En relación al pedimento efectuado por la parte actora respecto a una indemnización por daños y perjuicios que resulte de aplicarle al monto de la deuda una “tasa justa” derivada de la diferencia entre el tipo de cambio oficial y el tipo de “cambio implícito”, por cuanto fue desechada la experticia económica promovida por la parte actora para demostrar el monto del tipo de “cambio implícito” del dólar americano con respecto al bolívar, no quedó demostrado en las actas dicha relación cambiaria, aunado al hecho que –tal como se señaló ut supra- siendo que el tipo de cambio aplicable a los fines de determinar el monto de la obligación en moneda nacional es el cambio oficial determinado por el Ejecutivo Nacional, por lo que tal como lo estableció la Sala Constitucional del Tribunal Supremo de Justicia, en casos donde haya sido convencionalmente pactado el pago de una obligación en dólares estadounidenses u otra moneda extranjera, la única solución consiste en la transformación de la obligación con cláusula de pago efectivo en moneda extranjera, en una obligación con cláusula de valor moneda extranjera en la cual, como hemos visto, la moneda extranjera sólo es apreciada como moneda de cuenta, por imperativo derivado del llamado hecho del príncipe, pudiendo el deudor liberarse de la obligación con su equivalente en bolívares, según la tasa oficial vigente al momento del pago de la misma; por lo que resulta forzoso para esta sentenciadora declarar improcedente dicho pedimento por carecer de asidero jurídico y contravenir el régimen cambiario venezolano. Así se decide.
De la indexación.
Finalmente, a los fines de resolver la pretensión deducida en la demanda, consistente en la indexación solicitada en el presente caso respecto de cantidades cuyo pago ha sido convenido en dólares estadounidenses, esta juzgadora debe traer a colación el contenido de la sentencia Nº RC.000491 emanada de la Sala de Casación Civil, de fecha 05 de agosto de 2016, expediente Nº2016-000142, en la cual se estableció lo siguiente:
“Al efecto cabe advertir, que en la presente causa, son palmariamente ostensibles dos situaciones importantes dado que el juez de alzada incurrió en el vicio de inmotivación por falta absoluta de fundamentos y es que, las cantidades cifradas en dólares en el documento constitutivo de la obligación –póliza de seguro de vida- mientras no medie convención especial en contrario, el deudor se liberará entregando el equivalente de la moneda de cuenta, a la tasa oficial aplicable en el lugar de la fecha de pago, lo cual haría improcedente la indexación sobre las cantidades debidas y demandadas en dólares por el monto de (U.S. $ 100.000,00), por cuanto la previsión de la moneda extranjera como moneda de cuenta funciona como una fórmula de ajuste frente a las variaciones del valor de la moneda, e interpretar lo contrario implicaría conceder un doble pago sobre el mismo concepto.

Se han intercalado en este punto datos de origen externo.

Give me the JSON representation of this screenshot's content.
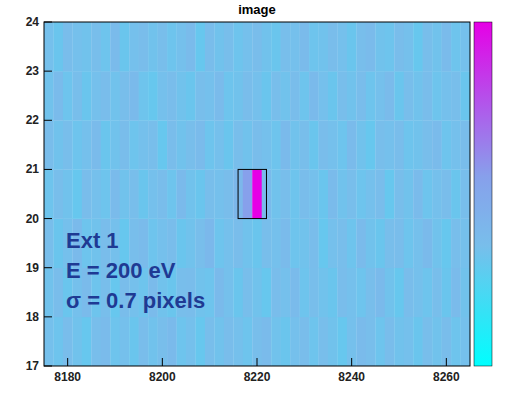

Efectivamente, el reajuste al nuevo valor del dólar y la indexación, ambos son mecanismos de ajuste del valor de la obligación para la oportunidad de pago, a diferencia de los intereses legales cuya naturaleza es resarcitoria -lo cual se explicará de seguida-, por lo que al tener la misma causa y fin –reajuste del valor de la moneda e indexación-, esto es: el ajuste de las cantidades reclamadas para el momento en que se dicta la sentencia y se condena al pago, uno por la variación del dólar y el otro por el retardo procesal, la aplicación de uno excluye al otro. Por tanto, si se ajusta la cantidad al nuevo valor del dólar para el momento de la condena de pago, se restablece el equilibrio económico para esa oportunidad y, por ende, no podría proceder la indexación. Lo mismo al contrario, si el juez acuerda la corrección monetaria del monto en bolívares estimado en la demanda, no procedería el ajuste al nuevo valor del dólar, por cuanto como -se explicó- uno excluye al otro. (Vid. Sentencia Nº RC-000547, de fecha 6 de agosto de 2012, expediente Nº 12-134, caso: Empresa Smith Internacional de Venezuela, C.A., contra Empresa Pesca Barina, C.A.).”. (Copia textual).

En consecuencia, aplicando dicho criterio jurisprudencial al caso de autos, no procede la indexación monetaria solicitada por la parte actora, por cuanto se está ajustando la cantidad demandada al nuevo valor del dólar para el momento de la condena de pago, restableciéndose el equilibrio económico para esa oportunidad. Así se establece.
Respecto al “convenimiento” presentado por la parte demandada en su contestación, este Tribunal observa que la parte demandada efectúa un “convenimiento con limitación de la demanda”, y así fue como lo denominó en su escrito, en el cual pasó a reconocer y admitir que le adeuda a la parte actora la cantidad de Bs.2.072.734,29 por concepto de capital e intereses “calculados por ella” y demandados al cobro hasta el 07 de diciembre de 2010, y que en consecuencia, conviene con limitación en la demanda por cumplimiento de contrato e indemnización de daños y perjuicios, y conviene en pagarle la cantidad demandada por concepto de capital e intereses moratorios calculados por el actor hasta el 07 de diciembre de 2010, más la suma de Bs.120.638,89 por concepto de intereses moratorios calculados sobre el capital adeudado a la rata del 8% anual desde el 08 de diciembre de 2010 hasta el 15 de enero de 2012, que totaliza la cantidad de Bs.2.193.373,18.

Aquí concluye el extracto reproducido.